To help prevent unauthorized access to N-sight RMM, you can configure IP address security settings using one of the following two options.

Auto-detect new IP addresses and approve with email verification (default)

When a user logs in from an unrecognized IP address, N-sight RMM sends a verification email to their registered email address. The user must verify their identity by selecting the link in the email before they can access the system.

The verification link expires after two hours. If it expires, the user must attempt to log in again to receive a new email.
Once verified, the IP address range (e.g., 1.2.3.0/254) is automatically added to the approved list.
Future logins from that range do not require re-verification.

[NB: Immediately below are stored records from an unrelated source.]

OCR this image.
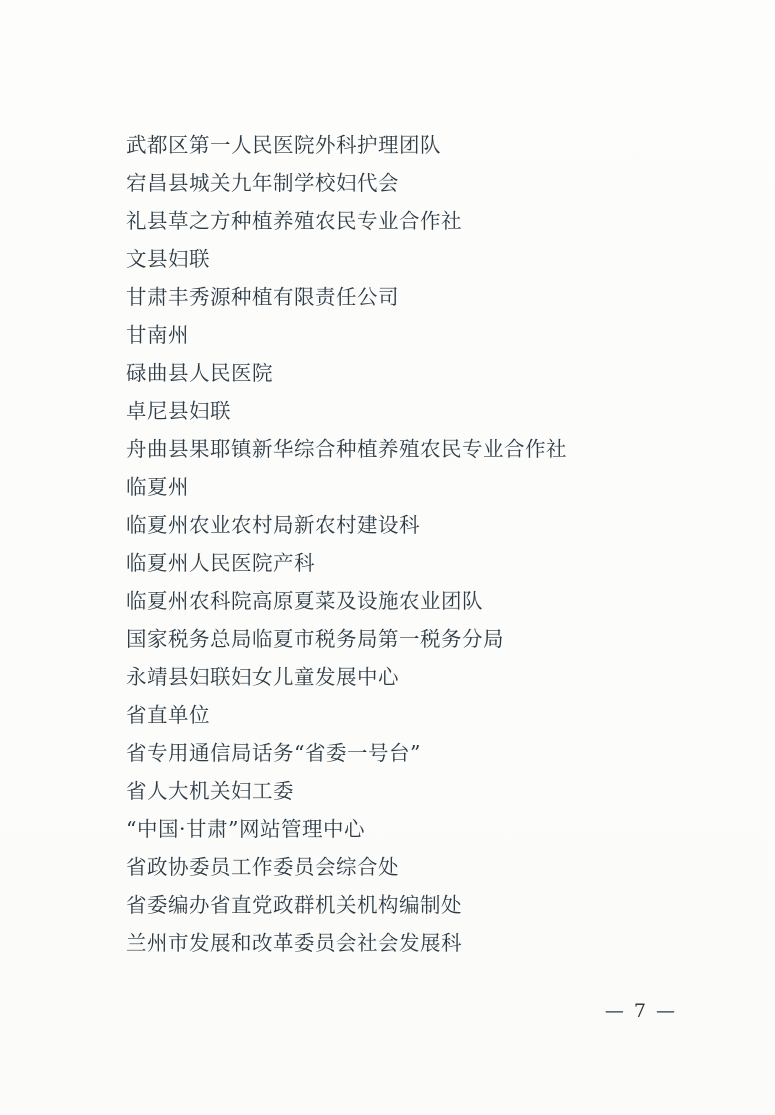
武都区第一人民医院外科护理团队
宕昌县城关九年制学校妇代会
礼县草之方种植养殖农民专业合作社
文县妇联
甘肃丰秀源种植有限责任公司
甘南州
碌曲县人民医院
卓尼县妇联
舟曲县果耶镇新华综合种植养殖农民专业合作社
临夏州
临夏州农业农村局新农村建设科
临夏州人民医院产科
临夏州农科院高原夏菜及设施农业团队
国家税务总局临夏市税务局第一税务分局
永靖县妇联妇女儿童发展中心
省直单位
省专用通信局话务“省委一号台”
省人大机关妇工委
“中国·甘肃”网站管理中心
省政协委员工作委员会综合处
省委编办省直党政群机关机构编制处
兰州市发展和改革委员会社会发展科
— 7 —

This verification step occurs before the Two-Factor Authentication (2FA) prompt.

If a user logs in from a new IP address while setting up 2FA, the IP address is automatically approved as part of the verification process.

Ensure all usernames in the system are active and valid email addresses to support this feature.

Restrict Dashboard access with IP address allowlist

This option allows access only from IP addresses explicitly listed in the Approved IP Addresses list.

Each approved IP address includes:

The date and time it was added.
The date and time it was last accessed.
The username of the last user to access it.

Use this information to monitor usage and remove outdated entries (for example, IPs not used in the last 6 months).

Maintain session connections with IP address allowlist

N-sight RMM maintains session connections even if a user’s IP address changes during a session—provided the new IP address is included in the Approved IP Addresses list.

This allows users to stay signed in when switching networks, without compromising security. For example, you can allow IP addresses used when:

Working from multiple locations, such as home, office, or public networks
Using VPNs or proxy servers that frequently change IP addresses
Switching between different internet service providers or mobile data networks
Accessing the dashboard from various devices with different IP addresses

Adding these relevant IP addresses to the allowlist helps ensure a consistent and uninterrupted connection. See Add IP addresses to the allowlist.

If a user's IP address changes to one that isn't on the allowlist, the session ends and the user must sign in again.

Optional: Allow Remote Access features with IP verification

If a user logs in from a verified IP address and Two-Factor Authentication (2FA) is enabled, you can allow them to use Take Control and Remote Background Management without entering a security code.

Audit logging

All changes to the IP Address Restriction settings are recorded as Security events in the User Audit Report.